Wakaichiro finishes Hatsu 5-2 – His day 13 win over Tainaka saw Wakaichiro return to his powerful oshi attack plan, and control most of the match. With his kachi-koshi +1, precedent suggests a promotion to the bottom of Sandanme for March.
Kenho finishes 1-6 – Completely miserable basho for Kenho, and one has to wonder if his amazingly large size has compounded other problems he might be having. Hopefully he will recover in Osaka and spring back.
Torakio secured his kachi-koshi in the final match, and will be seeded further up the Sandanme ranks in March. It will mark a new career high rank for the young man from Bulgaria, and we wish him good fortune.
Naya was able to confirm his rank in Makushita with a final match kachi-koshi, beating Sandanme rikishi Kirinoryu. Being able to hit-and-hold a Makushita rank is a significant milestone in his progress, and it will be a new high rank for him in March.

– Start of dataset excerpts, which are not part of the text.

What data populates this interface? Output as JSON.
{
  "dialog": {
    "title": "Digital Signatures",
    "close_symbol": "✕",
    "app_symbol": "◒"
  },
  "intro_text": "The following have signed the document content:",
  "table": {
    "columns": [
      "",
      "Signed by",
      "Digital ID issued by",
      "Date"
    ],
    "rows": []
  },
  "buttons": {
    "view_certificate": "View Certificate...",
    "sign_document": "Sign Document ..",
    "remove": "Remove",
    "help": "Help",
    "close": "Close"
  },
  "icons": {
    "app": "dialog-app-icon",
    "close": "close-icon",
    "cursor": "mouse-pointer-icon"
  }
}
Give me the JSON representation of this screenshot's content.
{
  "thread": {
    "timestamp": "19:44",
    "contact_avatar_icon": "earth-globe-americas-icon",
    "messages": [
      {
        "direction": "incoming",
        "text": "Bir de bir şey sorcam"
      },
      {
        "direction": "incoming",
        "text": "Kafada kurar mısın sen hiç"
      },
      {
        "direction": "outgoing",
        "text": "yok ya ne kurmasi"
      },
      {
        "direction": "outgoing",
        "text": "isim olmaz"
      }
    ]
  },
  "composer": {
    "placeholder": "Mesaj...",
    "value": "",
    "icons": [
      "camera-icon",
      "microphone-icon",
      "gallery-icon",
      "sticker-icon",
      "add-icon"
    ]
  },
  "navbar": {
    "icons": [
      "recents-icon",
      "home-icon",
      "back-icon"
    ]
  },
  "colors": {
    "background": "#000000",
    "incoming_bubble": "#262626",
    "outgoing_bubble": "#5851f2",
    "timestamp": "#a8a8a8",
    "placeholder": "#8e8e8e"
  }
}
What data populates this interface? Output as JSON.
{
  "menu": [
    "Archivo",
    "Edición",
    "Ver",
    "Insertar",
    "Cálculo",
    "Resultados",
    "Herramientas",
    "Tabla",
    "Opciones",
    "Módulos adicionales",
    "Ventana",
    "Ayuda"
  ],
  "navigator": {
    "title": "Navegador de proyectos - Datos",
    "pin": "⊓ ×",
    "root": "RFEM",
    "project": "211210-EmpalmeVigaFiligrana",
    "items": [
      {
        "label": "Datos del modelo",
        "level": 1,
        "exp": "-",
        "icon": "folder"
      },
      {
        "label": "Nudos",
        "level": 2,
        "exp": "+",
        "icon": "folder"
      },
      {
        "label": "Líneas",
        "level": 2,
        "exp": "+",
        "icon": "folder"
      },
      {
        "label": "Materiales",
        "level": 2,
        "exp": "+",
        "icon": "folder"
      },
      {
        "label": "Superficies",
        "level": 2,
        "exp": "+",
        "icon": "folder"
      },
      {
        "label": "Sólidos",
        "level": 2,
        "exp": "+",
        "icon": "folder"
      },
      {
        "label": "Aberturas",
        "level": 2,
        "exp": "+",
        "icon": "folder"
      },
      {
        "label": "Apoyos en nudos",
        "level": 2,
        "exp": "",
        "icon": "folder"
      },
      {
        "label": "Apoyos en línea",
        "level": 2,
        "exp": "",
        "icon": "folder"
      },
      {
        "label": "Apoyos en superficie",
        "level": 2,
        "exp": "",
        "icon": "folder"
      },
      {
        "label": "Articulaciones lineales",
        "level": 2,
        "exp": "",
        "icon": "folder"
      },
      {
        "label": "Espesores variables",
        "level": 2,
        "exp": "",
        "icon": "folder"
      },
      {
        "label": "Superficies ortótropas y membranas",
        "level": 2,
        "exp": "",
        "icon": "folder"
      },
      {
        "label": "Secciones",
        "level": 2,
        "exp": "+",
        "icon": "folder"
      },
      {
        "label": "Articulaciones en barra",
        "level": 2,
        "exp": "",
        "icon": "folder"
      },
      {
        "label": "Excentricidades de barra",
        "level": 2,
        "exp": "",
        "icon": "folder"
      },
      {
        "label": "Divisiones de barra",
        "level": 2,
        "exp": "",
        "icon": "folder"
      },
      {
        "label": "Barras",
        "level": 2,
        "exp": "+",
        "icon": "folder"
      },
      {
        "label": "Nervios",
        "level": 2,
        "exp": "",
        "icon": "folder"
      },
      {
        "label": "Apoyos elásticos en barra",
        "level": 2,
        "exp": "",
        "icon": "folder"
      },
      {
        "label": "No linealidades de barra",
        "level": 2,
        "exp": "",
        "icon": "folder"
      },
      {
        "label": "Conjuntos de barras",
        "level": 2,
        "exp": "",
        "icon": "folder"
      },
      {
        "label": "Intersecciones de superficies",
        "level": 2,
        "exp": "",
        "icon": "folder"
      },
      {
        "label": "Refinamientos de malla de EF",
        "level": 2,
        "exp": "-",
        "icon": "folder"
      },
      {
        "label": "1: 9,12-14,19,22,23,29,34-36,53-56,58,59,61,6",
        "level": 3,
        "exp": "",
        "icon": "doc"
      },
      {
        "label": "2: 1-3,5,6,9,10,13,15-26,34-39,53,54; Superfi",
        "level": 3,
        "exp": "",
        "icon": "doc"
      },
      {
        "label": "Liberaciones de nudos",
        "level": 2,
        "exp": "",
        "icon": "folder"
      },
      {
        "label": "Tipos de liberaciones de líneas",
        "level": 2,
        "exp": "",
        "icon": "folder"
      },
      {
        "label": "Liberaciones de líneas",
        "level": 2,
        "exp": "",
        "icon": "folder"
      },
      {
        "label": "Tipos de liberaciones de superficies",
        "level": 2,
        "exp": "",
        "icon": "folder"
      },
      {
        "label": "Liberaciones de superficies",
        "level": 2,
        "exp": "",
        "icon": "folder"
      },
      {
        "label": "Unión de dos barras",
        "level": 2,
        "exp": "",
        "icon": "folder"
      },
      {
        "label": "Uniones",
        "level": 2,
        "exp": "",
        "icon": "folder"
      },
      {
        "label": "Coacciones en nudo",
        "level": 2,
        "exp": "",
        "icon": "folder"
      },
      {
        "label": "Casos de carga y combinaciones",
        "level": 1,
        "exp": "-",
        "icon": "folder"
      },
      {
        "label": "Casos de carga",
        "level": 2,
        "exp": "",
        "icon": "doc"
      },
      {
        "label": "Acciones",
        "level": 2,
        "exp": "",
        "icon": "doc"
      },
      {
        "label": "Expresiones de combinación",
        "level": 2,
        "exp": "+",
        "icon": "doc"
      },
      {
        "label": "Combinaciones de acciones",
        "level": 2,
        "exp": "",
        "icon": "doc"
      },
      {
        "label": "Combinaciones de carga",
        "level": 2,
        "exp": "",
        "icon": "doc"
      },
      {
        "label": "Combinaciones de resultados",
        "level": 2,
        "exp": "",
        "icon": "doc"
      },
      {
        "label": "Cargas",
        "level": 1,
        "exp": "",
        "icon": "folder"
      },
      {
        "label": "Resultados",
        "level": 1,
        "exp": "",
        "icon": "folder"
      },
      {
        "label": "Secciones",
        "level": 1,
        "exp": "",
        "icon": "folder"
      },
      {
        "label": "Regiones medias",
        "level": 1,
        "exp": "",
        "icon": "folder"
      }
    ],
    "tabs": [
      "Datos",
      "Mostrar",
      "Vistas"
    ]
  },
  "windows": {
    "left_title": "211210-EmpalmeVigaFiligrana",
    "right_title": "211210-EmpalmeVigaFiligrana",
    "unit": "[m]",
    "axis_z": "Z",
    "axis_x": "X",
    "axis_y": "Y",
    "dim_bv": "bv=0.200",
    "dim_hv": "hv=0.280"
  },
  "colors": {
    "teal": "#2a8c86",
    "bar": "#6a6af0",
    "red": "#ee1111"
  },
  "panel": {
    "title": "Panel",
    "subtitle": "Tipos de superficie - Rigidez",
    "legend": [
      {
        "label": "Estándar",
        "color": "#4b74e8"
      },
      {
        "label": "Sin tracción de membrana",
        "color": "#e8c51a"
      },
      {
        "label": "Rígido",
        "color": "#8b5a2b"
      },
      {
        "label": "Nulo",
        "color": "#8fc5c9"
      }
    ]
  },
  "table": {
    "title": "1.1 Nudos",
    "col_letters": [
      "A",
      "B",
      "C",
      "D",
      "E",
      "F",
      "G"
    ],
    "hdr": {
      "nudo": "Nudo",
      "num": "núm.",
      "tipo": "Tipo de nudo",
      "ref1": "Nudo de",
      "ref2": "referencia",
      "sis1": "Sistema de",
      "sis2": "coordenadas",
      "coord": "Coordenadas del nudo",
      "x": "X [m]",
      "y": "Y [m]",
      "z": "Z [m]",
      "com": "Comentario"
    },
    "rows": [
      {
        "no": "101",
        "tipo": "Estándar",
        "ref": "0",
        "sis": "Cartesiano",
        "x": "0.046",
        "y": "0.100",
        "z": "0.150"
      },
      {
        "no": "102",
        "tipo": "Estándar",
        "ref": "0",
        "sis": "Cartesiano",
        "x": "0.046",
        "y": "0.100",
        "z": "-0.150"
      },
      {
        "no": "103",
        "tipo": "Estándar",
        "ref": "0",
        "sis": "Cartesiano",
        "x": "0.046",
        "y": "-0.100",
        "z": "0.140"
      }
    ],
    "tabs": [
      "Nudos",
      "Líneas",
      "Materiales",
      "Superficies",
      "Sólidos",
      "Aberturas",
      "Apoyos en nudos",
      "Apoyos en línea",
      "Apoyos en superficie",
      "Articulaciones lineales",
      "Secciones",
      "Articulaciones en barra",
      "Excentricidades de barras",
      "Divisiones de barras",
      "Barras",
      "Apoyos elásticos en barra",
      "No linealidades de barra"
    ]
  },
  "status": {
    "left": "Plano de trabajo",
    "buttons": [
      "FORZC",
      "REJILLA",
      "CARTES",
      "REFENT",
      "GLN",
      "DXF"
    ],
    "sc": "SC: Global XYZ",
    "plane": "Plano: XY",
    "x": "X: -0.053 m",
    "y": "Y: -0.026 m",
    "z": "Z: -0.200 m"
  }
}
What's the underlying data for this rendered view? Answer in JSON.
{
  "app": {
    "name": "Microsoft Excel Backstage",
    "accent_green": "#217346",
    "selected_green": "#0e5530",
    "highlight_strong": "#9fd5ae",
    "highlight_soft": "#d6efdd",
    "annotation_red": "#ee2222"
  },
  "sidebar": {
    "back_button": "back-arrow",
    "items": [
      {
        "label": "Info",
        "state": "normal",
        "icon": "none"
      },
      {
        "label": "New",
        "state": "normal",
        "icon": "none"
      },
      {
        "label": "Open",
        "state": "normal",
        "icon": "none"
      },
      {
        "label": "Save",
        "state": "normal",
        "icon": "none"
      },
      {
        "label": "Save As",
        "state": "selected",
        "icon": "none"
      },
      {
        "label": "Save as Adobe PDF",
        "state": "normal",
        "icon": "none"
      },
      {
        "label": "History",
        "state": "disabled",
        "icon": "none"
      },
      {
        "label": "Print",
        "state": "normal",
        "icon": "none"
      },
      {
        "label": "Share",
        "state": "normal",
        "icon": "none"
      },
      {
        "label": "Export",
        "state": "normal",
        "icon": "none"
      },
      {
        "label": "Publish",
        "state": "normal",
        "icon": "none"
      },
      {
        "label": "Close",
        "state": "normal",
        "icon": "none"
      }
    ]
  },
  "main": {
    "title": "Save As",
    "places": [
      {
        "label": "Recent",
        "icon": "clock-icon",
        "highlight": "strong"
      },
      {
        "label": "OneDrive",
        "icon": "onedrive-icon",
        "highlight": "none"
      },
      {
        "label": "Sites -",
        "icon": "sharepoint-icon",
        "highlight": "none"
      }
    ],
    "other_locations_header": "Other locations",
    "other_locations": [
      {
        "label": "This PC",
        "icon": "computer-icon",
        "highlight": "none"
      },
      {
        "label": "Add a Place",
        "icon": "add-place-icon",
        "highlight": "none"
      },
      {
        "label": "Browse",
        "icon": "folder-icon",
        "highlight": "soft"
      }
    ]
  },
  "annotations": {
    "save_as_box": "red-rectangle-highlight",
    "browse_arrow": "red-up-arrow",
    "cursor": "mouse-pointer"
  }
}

Ichiyamamoto closed out the basho with a loss to Kotokamatani, but had already secured his kachi-koshi. With the competition in Makushita being especially tough, a kachi-koshi at this rank is a notable accomplishment. This could return him to the “top 10” in Makushita for March.
Wakamotoharu finished Hatsu unbeaten, and is not only going to join his brother in Juryo in March, but now has a Makushita yusho to his name. Outstanding performance from Wakamotoharu, and we look forward to his Juryo debut.
Akua lost in his final match, finishing Hatsu with a disappointing 2-5 record. He will not be campaigning to return to Sekitori status any time soon, and will need to regroup, and re-climb the Makushita “wall”.
On to day 14’s matches –
Hattorizakura vs Toya – Who are we kidding? This is almost certainly a Toya win. We keep hoping Hattorizakura will start competing, but there is no telling when if ever that will happen.
Musashikuni vs Ohata – Winner gets kachi-koshi from this match, and should Musashikuni pull out a win, it will represent a remarkable and impressive recovery from 0-3 start. We know that Musashikuni has it in him to win, if his body will cooperate.
Midorifuji vs Kaito – Midorifuji already has his kachi-koshi, so this match will determine how high up the banzuke we will see Midorifuji in March.